Çam ağaçlarının olduğunu tarafa doğru yürüdüğümde etrafa bakınmış, ve işlek caddeden geçen arabaları seyretmiştim. Doğup büyüdüğüm yeri gezme şansım pek olmamıştı. Kendimi bir zamanında derslerime vermiş, arkadaşlarımla pek gezememiştim, şimdi de sadece işime odaklanıyordum. Genç olduğumu herkesten duyduğumun yanı sırasında birçok kişinin hayatını kurtarmış, hep övgülerle büyümüştüm.
Ama her insanın kötü alışkanlıkları vardı.
Cebimden çıkardığım sigara paketinden bir dal çıkarıp dudaklarıma yerleştirdiğimde hafiften esen rüzgara karşılık elimle etrafını çevrelemiş sonrada çakmağı ateşleyip sigaramı yakmıştım. Bir elimle çakmağı geri cebime atarken diğer elimle sigaramı tutmuş içime çekmiştim. Zehirli dumanı ciğerlerime gönderdiğimde sigarayı dudaklarımdan ayırmış, dumanı geri üflemiştim.
Önümden geçen arabaları ve bu saatte dışarıda az sayıda olan insanları incelerken sağında bulunduğum çam ağaçlarının arasından gelen bir ses duymuştum. Kaşlarım çatılırken sesin neye ya da kime ait olduğunu anlamak için sigarayı hemen söndürmüştüm. Elimi kemerimde bulunan silaha attığımda tetikte bekledim ve sesin geldiği yere ilerledim.
Karşıma saçları dağınık, ve üstü kirlenmiş bir adam çıktığında elimi silahımdan çekmiş ve ona ilerlemiştim. Ayakta durmaktan zorlanıyor gibi görünüyordu. Beton duvardan destek alarak gözlerini bana diktiğinde yutkunmuş, yaklaştıkça aydınlanan yüzüne bakmıştım. Bir adım daha attığında öne doğru yalpalamış, o sırda kollarından tutarak ayakta kalmasına yardımcı olmuştum.

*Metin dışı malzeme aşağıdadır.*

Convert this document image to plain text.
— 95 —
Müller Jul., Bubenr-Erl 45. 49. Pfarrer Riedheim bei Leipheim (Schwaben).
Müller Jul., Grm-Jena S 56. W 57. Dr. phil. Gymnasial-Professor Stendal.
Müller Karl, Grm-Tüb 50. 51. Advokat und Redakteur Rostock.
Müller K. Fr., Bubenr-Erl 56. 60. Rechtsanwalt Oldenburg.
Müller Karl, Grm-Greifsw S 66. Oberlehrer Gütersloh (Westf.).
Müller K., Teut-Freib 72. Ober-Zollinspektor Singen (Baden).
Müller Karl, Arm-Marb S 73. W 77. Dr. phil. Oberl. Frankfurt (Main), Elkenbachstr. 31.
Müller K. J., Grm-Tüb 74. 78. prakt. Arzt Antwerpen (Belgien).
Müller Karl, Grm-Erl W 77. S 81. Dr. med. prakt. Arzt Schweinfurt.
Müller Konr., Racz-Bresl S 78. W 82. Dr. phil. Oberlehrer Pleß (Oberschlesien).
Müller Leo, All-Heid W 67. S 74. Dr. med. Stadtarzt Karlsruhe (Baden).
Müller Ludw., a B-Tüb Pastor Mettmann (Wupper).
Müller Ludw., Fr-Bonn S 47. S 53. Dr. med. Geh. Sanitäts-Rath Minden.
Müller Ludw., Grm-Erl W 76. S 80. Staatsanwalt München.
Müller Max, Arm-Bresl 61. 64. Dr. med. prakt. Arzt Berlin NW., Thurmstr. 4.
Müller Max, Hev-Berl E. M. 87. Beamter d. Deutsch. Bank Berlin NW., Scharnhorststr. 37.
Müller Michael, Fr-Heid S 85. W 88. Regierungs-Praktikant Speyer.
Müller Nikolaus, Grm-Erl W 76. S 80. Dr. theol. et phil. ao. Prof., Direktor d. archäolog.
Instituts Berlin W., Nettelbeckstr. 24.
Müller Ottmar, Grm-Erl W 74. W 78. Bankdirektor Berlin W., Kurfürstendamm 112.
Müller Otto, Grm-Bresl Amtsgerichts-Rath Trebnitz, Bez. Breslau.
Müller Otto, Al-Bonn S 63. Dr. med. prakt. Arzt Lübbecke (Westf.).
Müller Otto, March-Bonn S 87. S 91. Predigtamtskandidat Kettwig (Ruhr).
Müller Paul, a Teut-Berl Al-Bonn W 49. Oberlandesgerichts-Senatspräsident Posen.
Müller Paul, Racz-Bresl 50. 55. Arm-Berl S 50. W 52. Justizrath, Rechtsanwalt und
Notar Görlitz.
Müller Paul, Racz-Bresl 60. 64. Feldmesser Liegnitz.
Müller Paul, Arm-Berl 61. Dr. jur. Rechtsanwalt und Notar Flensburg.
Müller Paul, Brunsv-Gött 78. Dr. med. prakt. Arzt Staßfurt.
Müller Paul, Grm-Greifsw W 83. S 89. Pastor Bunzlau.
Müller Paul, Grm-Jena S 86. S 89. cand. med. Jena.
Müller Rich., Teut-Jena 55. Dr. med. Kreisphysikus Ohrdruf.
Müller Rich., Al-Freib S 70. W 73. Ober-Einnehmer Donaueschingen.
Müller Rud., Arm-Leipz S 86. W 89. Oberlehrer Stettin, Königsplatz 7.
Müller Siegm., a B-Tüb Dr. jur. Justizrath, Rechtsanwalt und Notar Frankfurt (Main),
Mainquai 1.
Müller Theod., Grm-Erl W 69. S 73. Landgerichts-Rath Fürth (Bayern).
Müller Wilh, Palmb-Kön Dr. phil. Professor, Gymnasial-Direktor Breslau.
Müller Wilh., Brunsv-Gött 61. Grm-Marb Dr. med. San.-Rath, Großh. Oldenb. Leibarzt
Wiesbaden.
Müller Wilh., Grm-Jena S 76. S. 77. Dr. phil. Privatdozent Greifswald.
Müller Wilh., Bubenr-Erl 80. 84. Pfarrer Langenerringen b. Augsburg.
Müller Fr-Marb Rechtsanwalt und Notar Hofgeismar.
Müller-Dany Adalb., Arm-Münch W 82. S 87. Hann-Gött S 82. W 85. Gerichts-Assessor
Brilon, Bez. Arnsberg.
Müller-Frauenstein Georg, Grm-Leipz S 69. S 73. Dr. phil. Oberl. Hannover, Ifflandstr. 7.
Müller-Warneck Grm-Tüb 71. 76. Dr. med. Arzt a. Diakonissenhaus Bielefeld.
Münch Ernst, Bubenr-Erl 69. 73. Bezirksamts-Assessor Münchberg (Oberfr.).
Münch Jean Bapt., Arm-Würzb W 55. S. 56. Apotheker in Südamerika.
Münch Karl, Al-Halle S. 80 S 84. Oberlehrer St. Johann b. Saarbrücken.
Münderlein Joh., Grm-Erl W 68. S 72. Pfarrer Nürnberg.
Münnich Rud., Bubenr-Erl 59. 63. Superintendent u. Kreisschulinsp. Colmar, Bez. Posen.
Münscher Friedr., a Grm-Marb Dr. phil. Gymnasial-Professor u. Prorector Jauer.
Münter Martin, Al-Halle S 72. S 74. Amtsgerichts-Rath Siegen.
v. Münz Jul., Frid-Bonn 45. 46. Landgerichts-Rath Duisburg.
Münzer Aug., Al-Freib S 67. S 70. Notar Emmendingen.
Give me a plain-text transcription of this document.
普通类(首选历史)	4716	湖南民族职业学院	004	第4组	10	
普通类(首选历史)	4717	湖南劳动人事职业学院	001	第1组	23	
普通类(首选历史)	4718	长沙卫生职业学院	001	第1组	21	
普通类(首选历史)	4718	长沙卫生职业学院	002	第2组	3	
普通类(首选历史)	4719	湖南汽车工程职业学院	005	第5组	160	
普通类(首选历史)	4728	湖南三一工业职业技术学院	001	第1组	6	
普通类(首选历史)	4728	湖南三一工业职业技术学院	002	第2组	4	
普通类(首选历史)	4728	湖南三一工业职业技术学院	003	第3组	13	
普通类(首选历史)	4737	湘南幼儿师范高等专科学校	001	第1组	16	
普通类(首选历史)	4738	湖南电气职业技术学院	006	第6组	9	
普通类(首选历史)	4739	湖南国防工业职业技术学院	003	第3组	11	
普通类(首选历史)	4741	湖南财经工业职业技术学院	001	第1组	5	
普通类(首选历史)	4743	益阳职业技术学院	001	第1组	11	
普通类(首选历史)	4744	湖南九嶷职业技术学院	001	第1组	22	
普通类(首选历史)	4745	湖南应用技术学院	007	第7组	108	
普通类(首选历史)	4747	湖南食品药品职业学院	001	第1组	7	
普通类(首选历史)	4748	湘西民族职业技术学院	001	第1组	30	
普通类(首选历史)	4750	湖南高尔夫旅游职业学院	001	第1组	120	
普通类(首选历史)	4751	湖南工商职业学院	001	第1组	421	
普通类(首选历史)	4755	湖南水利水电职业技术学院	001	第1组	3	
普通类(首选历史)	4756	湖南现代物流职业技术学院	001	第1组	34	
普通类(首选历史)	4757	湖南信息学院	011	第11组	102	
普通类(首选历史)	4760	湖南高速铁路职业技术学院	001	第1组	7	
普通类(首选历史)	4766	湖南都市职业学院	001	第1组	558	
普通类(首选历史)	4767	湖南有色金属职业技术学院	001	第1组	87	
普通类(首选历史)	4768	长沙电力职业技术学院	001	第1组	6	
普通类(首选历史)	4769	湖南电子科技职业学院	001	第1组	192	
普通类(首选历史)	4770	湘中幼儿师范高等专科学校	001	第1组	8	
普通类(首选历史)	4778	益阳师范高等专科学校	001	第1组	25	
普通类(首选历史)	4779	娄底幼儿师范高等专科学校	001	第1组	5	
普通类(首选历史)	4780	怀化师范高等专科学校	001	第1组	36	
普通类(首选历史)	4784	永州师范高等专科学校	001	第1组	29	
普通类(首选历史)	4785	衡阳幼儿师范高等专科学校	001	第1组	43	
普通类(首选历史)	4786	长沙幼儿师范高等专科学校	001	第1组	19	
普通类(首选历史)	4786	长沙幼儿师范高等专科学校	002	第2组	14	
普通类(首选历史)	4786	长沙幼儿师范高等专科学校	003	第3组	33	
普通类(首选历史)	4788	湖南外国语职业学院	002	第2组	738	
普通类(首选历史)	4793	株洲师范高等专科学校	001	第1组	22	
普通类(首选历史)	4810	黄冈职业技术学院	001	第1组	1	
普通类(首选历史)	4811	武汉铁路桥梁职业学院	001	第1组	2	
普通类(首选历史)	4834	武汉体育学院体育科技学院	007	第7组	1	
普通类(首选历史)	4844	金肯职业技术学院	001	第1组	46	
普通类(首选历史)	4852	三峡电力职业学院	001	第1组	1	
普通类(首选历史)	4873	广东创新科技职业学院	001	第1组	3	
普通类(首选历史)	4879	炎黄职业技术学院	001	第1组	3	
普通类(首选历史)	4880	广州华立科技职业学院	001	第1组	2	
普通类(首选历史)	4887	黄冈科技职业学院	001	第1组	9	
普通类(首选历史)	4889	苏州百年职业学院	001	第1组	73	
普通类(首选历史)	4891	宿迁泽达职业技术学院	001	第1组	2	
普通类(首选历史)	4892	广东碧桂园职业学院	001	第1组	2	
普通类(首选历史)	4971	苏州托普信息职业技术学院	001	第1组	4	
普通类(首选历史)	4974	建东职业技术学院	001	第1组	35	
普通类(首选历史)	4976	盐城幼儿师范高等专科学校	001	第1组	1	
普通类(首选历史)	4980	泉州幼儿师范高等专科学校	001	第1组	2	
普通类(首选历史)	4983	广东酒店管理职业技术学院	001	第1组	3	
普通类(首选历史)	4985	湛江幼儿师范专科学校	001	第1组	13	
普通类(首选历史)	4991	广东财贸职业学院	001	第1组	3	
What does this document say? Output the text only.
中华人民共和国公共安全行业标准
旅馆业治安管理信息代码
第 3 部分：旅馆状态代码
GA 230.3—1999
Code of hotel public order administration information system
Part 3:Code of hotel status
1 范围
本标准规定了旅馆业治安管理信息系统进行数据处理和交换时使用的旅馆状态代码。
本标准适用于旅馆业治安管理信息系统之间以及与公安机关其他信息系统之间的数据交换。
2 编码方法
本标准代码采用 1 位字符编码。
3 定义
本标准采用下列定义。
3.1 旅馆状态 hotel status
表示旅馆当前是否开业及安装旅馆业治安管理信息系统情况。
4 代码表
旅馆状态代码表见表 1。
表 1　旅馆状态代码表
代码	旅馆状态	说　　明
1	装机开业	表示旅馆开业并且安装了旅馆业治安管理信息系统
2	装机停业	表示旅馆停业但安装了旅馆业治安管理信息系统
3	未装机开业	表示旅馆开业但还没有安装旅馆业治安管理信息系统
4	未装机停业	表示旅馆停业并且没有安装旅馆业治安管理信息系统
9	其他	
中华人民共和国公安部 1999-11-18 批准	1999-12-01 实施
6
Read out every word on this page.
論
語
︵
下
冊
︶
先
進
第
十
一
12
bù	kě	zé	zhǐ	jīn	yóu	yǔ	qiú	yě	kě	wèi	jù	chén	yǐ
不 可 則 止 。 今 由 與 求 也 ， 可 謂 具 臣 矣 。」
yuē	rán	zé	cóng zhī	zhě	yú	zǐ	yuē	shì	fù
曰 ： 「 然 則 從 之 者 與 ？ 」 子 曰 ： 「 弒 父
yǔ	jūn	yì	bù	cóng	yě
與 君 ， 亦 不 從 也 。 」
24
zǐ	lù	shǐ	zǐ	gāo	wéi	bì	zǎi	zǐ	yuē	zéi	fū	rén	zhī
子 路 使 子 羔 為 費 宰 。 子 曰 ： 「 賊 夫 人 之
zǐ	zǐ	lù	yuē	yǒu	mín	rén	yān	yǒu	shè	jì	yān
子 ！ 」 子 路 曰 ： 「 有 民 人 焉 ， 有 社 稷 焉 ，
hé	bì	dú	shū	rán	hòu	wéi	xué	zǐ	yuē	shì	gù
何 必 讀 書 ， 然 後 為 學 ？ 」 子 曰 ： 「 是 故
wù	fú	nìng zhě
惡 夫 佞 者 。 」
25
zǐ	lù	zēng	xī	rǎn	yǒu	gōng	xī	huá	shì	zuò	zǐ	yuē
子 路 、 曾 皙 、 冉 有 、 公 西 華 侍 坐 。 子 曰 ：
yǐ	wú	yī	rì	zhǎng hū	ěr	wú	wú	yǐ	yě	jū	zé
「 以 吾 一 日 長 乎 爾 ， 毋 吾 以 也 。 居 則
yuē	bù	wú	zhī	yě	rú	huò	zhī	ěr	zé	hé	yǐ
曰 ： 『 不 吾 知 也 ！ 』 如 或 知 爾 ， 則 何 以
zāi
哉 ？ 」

Yüzünü artık daha net görebilirken kanlanmış gözlerini bana dikmiş ve titrek sesini duymuştum. "Yalvarırım, yardım et. Oğlum..- oğlumu kaçırdılar. B-ben onu kurtarmaya çalıştım ama olmadı. Kurtaramadım onu, lütfen yardım et."
ŞİMDİ OKUDUĞUN
Lost Night × TaeKook✔
FanfictionO adam, görev yaptığım karakola, gecenin bi' yarısında gelerek, oğlunun kaçırıldığını söylemiş ve o kayıp gecede hayatımı tamamen değiştirmişti. [11.11.20] - [14.01.21]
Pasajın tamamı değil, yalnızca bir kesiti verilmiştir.